The intelligent new MBUX infotainment system is terrific. I never liked the COMAND setup, but this new unit is a breath of fresh air and then some. The 'Hey Mercedes' recognition is excellent, the interface is stylish and easily navigable, and… well, I probably wouldn't bother with my beloved Android Auto if my car had MBUX. It's up to the task.

MORE: A200 Australian launch review

A good cruise down, and we'd arrived at the Monza circuit. A buff parking attendant directs us to the spot we took a few unplanned detours to finally arrive at, and as he flags us into position with arms waving and "ye, ye, ye, ye, ye, ye, ye, eh! Ohhhkay!" instructions – we realise we (well, Mercedes) had paid about 60 bucks just to park kerbside in a regular backstreet that wasn't even cordoned off. All official, but oh so Italian.

As we walk to the circuit, it's not long before I'm surrounded by a sea of red, Ferrari-mad racing fans all around me. Plenty of AMG and Red Bull devotees, more than a few McLaren mclovers, but it's clearer now than ever: I'm in Ferrari country.

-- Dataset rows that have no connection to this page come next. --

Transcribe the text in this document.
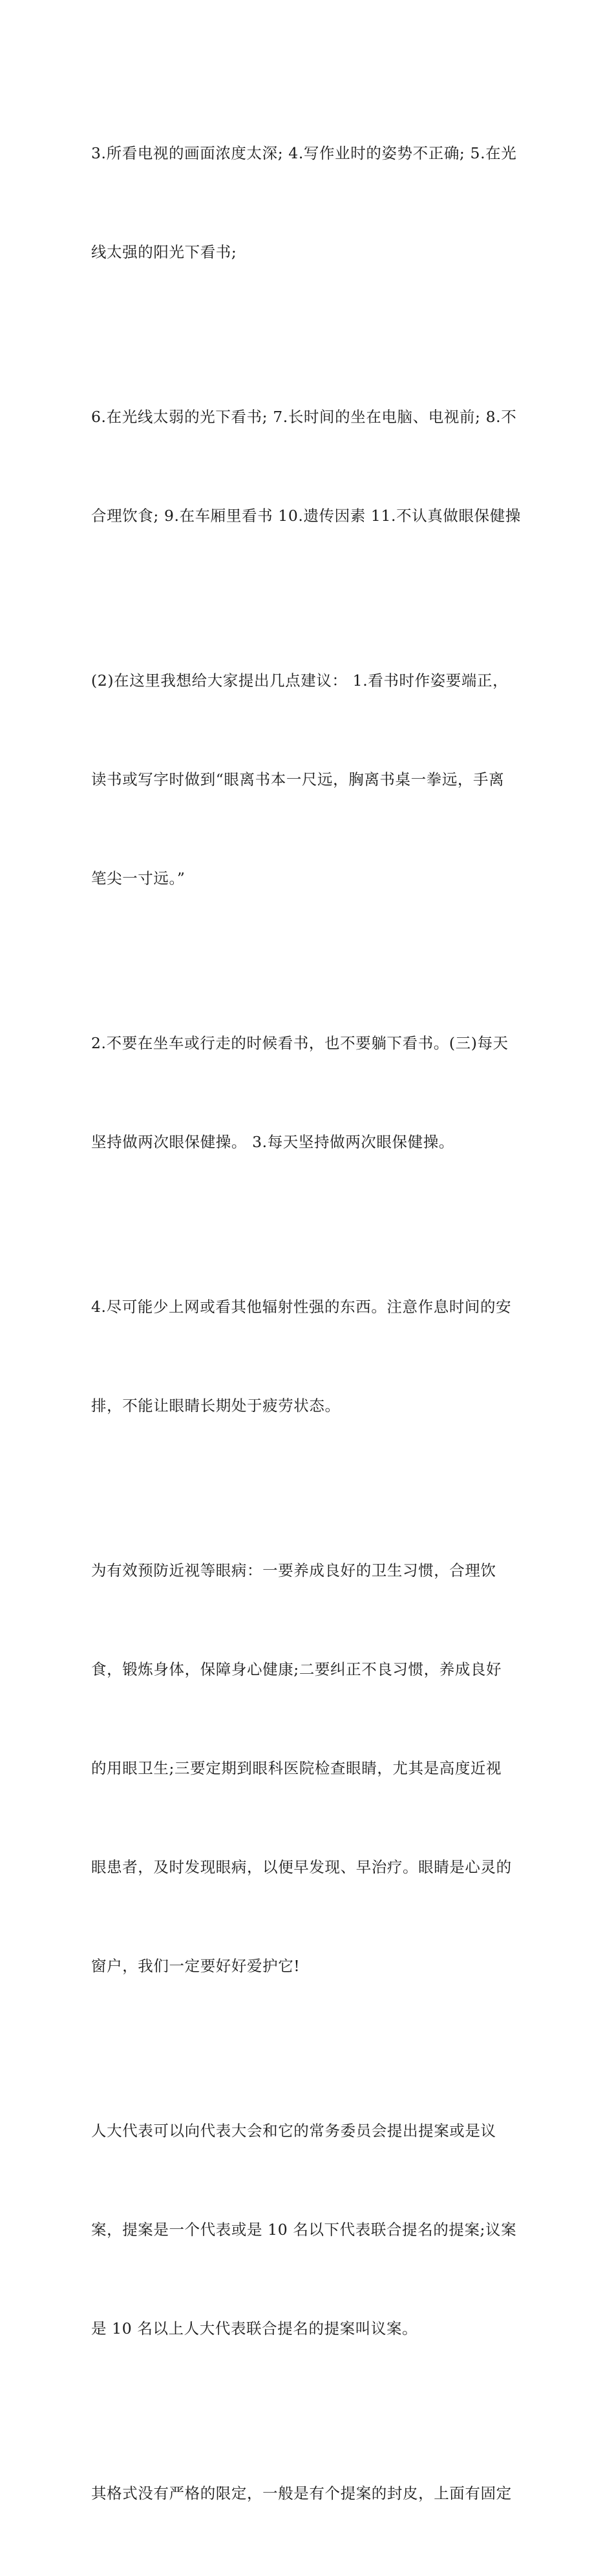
3.所看电视的画面浓度太深; 4.写作业时的姿势不正确; 5.在光

线太强的阳光下看书;

6.在光线太弱的光下看书; 7.长时间的坐在电脑、电视前; 8.不

合理饮食; 9.在车厢里看书 10.遗传因素 11.不认真做眼保健操

(2)在这里我想给大家提出几点建议： 1.看书时作姿要端正，

读书或写字时做到“眼离书本一尺远，胸离书桌一拳远，手离

笔尖一寸远。”

2.不要在坐车或行走的时候看书，也不要躺下看书。(三)每天

坚持做两次眼保健操。 3.每天坚持做两次眼保健操。

4.尽可能少上网或看其他辐射性强的东西。注意作息时间的安

排，不能让眼睛长期处于疲劳状态。

为有效预防近视等眼病：一要养成良好的卫生习惯，合理饮

食，锻炼身体，保障身心健康;二要纠正不良习惯，养成良好

的用眼卫生;三要定期到眼科医院检查眼睛，尤其是高度近视

眼患者，及时发现眼病，以便早发现、早治疗。眼睛是心灵的

窗户，我们一定要好好爱护它!

人大代表可以向代表大会和它的常务委员会提出提案或是议

案，提案是一个代表或是 10 名以下代表联合提名的提案;议案

是 10 名以上人大代表联合提名的提案叫议案。

其格式没有严格的限定，一般是有个提案的封皮，上面有固定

The Prancing Horse 'Tifosi', I soon learn, define obsession. Indeed, the red-shirted fella sitting not far to my left more than once looked as though he could have thrown up his anxiety and dread, watching Kimi (and his tyres) hanging on for dear life at the front.

You can imagine how he felt when Hamilton finally reeled him in. For me, with no horse in the race (pun intended), I couldn't have been happier.

On arriving, I knew one thing: I was going to love the walk around the track, because I always do. Monza is particularly beautiful and charming, because every inch of it feels like you've walked through a forest and stumbled upon a mythical race track. I mean, it is literally surrounded by forest.

I didn't expect to enjoy the race, frankly. I knew there'd be some exciting moments, but enjoy lap after lap..? Not likely, not me. Thankfully, I did. The tension was amazing, the pit strategies nearly laughable in some cases, and the chase at the front of the pack… wow.

The view from our seats at Variante del Rettifilo, where the overtaking potential was greatest, was just a thrill. Even better: our seats were perched over the old track, so the sights were magical even without the on-track action.

Oh, and a point from old mate Wikipedia about that chicane: "Cars approach the first corner at 340 kilometres per hour in seventh gear, and brake at about 120 metres before the first chicane – the Variante del Rettifilo – entering at 86 km/h (53 mph) in first gear, and exiting at 74 kilometres per hour (46 mph) in second gear. This is the scene of many first lap accidents. Higher kerbs were installed at the first two chicanes in 2009 to prevent cutting."

What a spectacle! So this is F1!

In the heat of the moment, filled with passion borrowed from the crowd around me, I certainly considered myself a new fan.

I'm not the only motoring journo that isn't obsessed with motorsport, but this is a memory I'll cherish – and I'll be bloody happy to do it again.